Role Title: Research Intern: Rett syndrome physical activity subsite development
Organisation: Telethon Kids Institute (TKI)
Internship Period: Winter (June - July)
The research intern will help to set up a new subpage for families of children and adults with Rett syndrome on physical activity in Rett. It will sit within our existing Rett syndrome webpage (https://rett.telethonkids.org.au/).
Rett syndrome is a rare genetic disorder that affects almost exclusively girls. The disorder impairs these children's communication, hand movements, behaviour, and mobility. About half of these girls learn to walk, and a third walk independently (without assistance). So meeting the World Health Organization guidelines for physical activity is a big challenge for these girls and their families. We have recently completed an international multi-centre randomized controlled trial evaluating ways of increasing physical activity in children, adolescents, and adults with Rett syndrome. The website will report the research in family-friendly language, give background about Rett and physical activity, provide practical strategies for families on how to become more active, and include a section on caring for caregivers. The research intern will work with our international research team and our Telethon Kids Institute digital website team and graphics designer to develop this subpage. The work will involve summarizing research literature simply and clearly in plain, simple English; contributing ideas about presentation and layout of the information; reviewing graphics design options; and liaising with the teams involved in this work.

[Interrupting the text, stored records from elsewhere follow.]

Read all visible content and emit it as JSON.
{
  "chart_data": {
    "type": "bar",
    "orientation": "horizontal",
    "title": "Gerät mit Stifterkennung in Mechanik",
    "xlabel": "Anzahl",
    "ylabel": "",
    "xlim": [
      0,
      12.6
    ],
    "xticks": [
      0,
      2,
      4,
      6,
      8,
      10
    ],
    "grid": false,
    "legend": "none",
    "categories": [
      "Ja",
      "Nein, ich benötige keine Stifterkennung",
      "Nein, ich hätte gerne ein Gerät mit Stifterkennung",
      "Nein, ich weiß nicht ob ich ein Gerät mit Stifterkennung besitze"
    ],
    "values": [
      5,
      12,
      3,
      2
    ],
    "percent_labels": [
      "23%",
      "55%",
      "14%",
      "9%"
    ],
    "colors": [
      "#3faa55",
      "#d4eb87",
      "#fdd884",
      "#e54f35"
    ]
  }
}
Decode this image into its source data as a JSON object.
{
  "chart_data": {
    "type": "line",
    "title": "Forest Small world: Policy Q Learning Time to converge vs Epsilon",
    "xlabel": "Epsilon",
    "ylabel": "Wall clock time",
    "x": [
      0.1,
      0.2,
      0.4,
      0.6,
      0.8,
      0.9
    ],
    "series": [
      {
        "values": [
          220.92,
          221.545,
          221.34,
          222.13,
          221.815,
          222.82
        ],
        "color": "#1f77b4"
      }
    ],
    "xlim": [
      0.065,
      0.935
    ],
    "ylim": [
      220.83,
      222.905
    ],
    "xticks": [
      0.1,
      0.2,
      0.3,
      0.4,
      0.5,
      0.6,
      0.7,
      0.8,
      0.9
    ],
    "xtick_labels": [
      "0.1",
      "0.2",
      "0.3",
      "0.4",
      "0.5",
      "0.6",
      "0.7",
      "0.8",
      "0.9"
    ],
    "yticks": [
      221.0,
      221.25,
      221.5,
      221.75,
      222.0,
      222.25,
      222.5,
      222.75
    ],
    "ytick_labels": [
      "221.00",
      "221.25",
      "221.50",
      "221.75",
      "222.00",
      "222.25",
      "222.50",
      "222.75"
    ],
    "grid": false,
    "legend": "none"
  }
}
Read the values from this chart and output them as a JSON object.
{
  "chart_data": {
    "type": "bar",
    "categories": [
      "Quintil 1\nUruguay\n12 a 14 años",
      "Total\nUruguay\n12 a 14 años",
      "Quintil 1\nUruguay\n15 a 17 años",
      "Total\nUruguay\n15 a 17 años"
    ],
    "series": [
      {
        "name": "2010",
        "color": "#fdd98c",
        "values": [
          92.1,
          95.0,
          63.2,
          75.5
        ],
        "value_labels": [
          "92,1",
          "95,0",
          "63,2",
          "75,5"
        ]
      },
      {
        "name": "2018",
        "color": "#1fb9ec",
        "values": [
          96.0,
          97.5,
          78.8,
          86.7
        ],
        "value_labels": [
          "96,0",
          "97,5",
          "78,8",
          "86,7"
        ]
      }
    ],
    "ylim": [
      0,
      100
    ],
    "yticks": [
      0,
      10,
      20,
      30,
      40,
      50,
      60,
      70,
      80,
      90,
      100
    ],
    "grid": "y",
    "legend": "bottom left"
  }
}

The Telethon Kids Institute is based within the Perth Children’s Hospital, and is one of the largest, and most successful medical research institutes in Australia, comprising a dedicated and diverse team of around 1,000 staff, students and honoraries. We've created a bold blueprint that brings together community, researchers, practitioners, policy makers and funders, who share our vision to improve the health and wellbeing of children through excellence in research.